Their ilk (the microstock sites) defend their model, suggesting "...'We're targeting a different market,' says Stephen Kapsinow from Stockxpert, another stock photography website." IF that were the case - the notion that the images would be used just for school reports, or even a mom-and-pop startup who's never even thought of licensing images, it might be more palatable. However, that's not altogether the case. Designers are procuring images for commercial and corporate clients with a budget and billing those budgeted fees of hundreds of dollars, and instead, paying pennies on the dollar.
And what do the iStalkers have to say?
Over in their forums, here, some are suggesting the article "...it's well-balanced and informative...", but that's a minority opinion.
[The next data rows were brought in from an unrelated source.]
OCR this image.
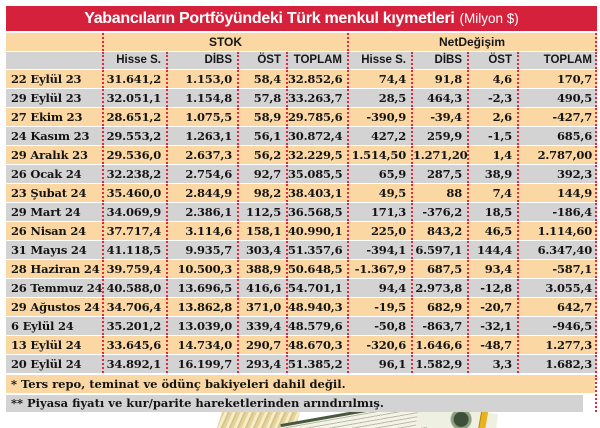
Yabancıların Portföyündeki Türk menkul kıymetleri (Milyon $)
STOK	NetDeğişim
Hisse S.	DİBS	ÖST	TOPLAM	Hisse S.	DİBS	ÖST	TOPLAM
22 Eylül 23	31.641,2	1.153,0	58,4 32.852,6	74,4	91,8	4,6	170,7
29 Eylül 23	32.051,1	1.154,8	57,8 33.263,7	28,5	464,3	-2,3	490,5
27 Ekim 23	28.651,2	1.075,5	58,9 29.785,6	-390,9	-39,4	2,6	-427,7
24 Kasım 23	29.553,2	1.263,1	56,1 30.872,4	427,2	259,9	-1,5	685,6
29 Aralık 23	29.536,0	2.637,3	56,2 32.229,5 1.514,50 1.271,20	1,4	2.787,00
26 Ocak 24	32.238,2	2.754,6	92,7 35.085,5	65,9	287,5	38,9	392,3
23 Şubat 24	35.460,0	2.844,9	98,2 38.403,1	49,5	88	7,4	144,9
29 Mart 24	34.069,9	2.386,1	112,5 36.568,5	171,3	-376,2	18,5	-186,4
26 Nisan 24	37.717,4	3.114,6	158,1 40.990,1	225,0	843,2	46,5	1.114,60
31 Mayıs 24	41.118,5	9.935,7	303,4 51.357,6	-394,1 6.597,1	144,4	6.347,40
28 Haziran 24 39.759,4	10.500,3	388,9 50.648,5	-1.367,9	687,5	93,4	-587,1
26 Temmuz 24 40.588,0	13.696,5	416,6 54.701,1	94,4 2.973,8	-12,8	3.055,4
29 Ağustos 24 34.706,4	13.862,8	371,0 48.940,3	-19,5	682,9	-20,7	642,7
6 Eylül 24	35.201,2	13.039,0	339,4 48.579,6	-50,8	-863,7	-32,1	-946,5
13 Eylül 24	33.645,6	14.734,0	290,7 48.670,3	-320,6 1.646,6	-48,7	1.277,3
20 Eylül 24	34.892,1	16.199,7	293,4 51.385,2	96,1 1.582,9	3,3	1.682,3
* Ters repo, teminat ve ödünç bakiyeleri dahil değil.
** Piyasa fiyatı ve kur/parite hareketlerinden arındırılmış.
Instead, they take offense at snippets of the article which report that " quality is no longer a priority", and "amateur snappers do not have to be very skilled." It stands to reason that the "Infinite monkey theorem" here might just well apply. When an organization of 80,000+ photographers worldwide are snapping thousands of photos a year, this comes strikingly close to the theorem's parameters.
They then try to align themselves with Ghandi, citing him - "First they ignore you. Then they make fun of you. Then they fight you, Then you win." The problem is, as another iStocker suggested, "Oceans of mediocrity wouldn't matter at all if the search results were sorted in such a way that the cream rose to the top..." and this may well be the problem - photo buyers will want a controlled, filtered, and sorted solution, like PhotoShelter's Collection, or through Digital Railroad's Marketplace.
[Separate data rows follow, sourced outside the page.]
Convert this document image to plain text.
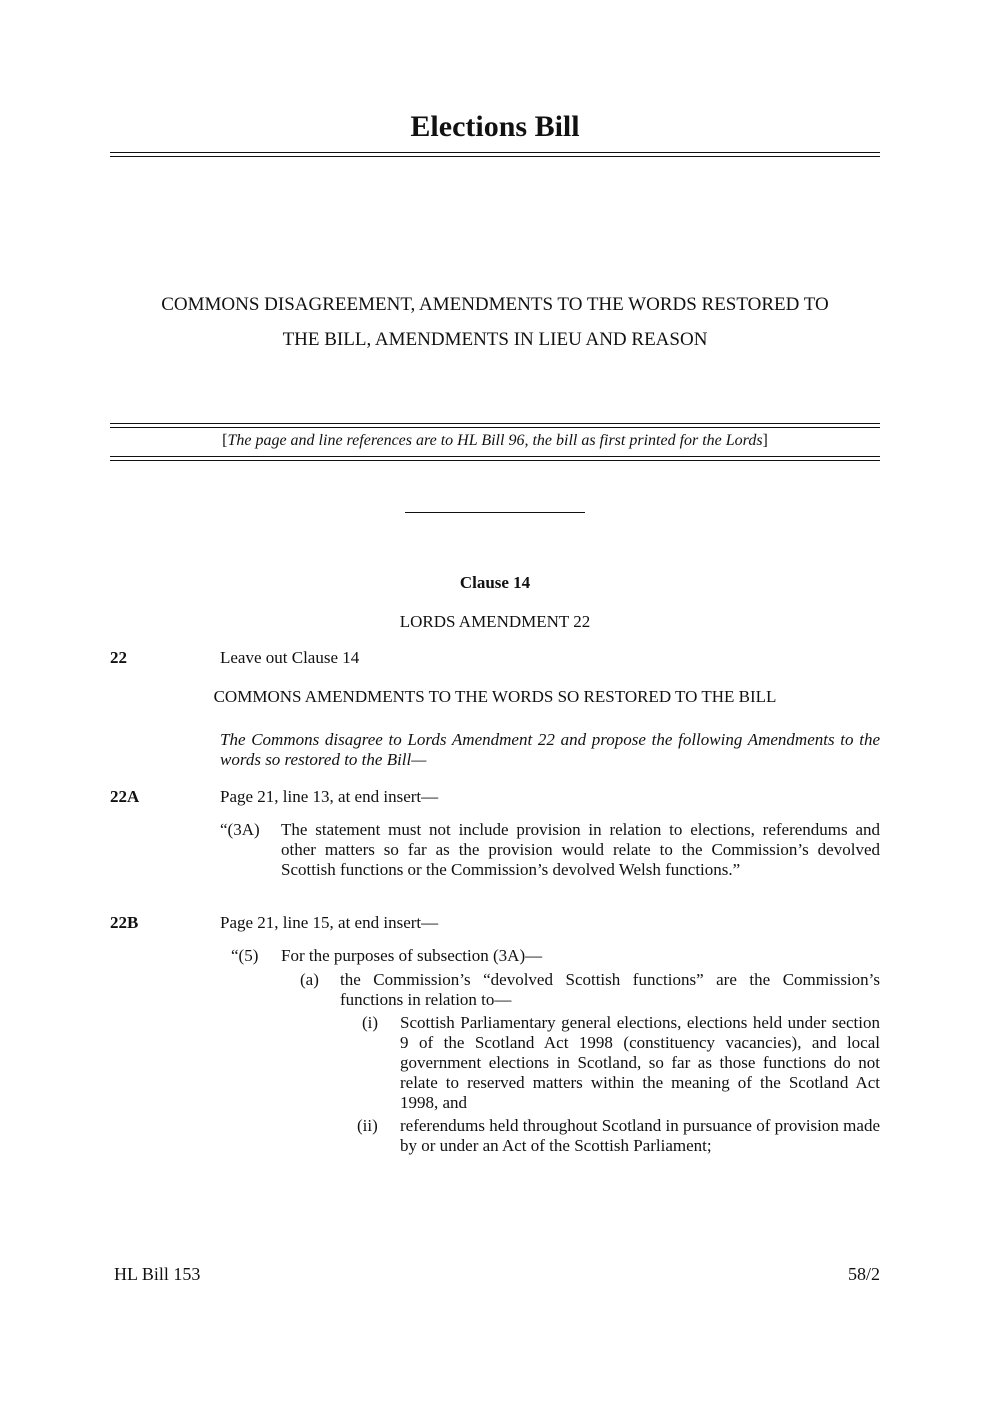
Elections Bill
COMMONS DISAGREEMENT, AMENDMENTS TO THE WORDS RESTORED TO
THE BILL, AMENDMENTS IN LIEU AND REASON
[The page and line references are to HL Bill 96, the bill as first printed for the Lords]
Clause 14
LORDS AMENDMENT 22
22	Leave out Clause 14
COMMONS AMENDMENTS TO THE WORDS SO RESTORED TO THE BILL
The Commons disagree to Lords Amendment 22 and propose the following Amendments to the words so restored to the Bill—
22A	Page 21, line 13, at end insert—
“(3A) The statement must not include provision in relation to elections, referendums and other matters so far as the provision would relate to the Commission’s devolved Scottish functions or the Commission’s devolved Welsh functions.”
22B	Page 21, line 15, at end insert—
“(5) For the purposes of subsection (3A)—
(a) the Commission’s “devolved Scottish functions” are the Commission’s functions in relation to—
(i) Scottish Parliamentary general elections, elections held under section 9 of the Scotland Act 1998 (constituency vacancies), and local government elections in Scotland, so far as those functions do not relate to reserved matters within the meaning of the Scotland Act 1998, and
(ii) referendums held throughout Scotland in pursuance of provision made by or under an Act of the Scottish Parliament;
HL Bill 153	58/2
The article reports "Shutterstock.com was set up after founder Jon Oringer became frustrated with his lack of opportunities as a semi-pro photographer....'I went looking for a place to sell them. The top agencies didn't return my phone calls.'" So, I guess, if you can't be them, screw them? If he'd have set up an agency with market pricing, no one would have blinked. Sound familiar?
The founder of iStockphoto, during an interview with DesignSessions, is noted that he "...started his design career in 1994, as a clerk in the mail room of Image Club Graphics, a Calgary company credited with being the first to put RF images on CD-ROMs. After a piece of software essentially eliminated his job..." he then moved to and fro, and then "...During these years, Bruce sharpened his skills as a photographer...He calls iStockphoto a "true example of success born from failure." After deciding he was not going to make it in the traditional stock photography business, Bruce created a free Web site to share his images...and iStockphoto was born."
Could it be that these "frustrated" and "born from failure" photographers are living out their retribution?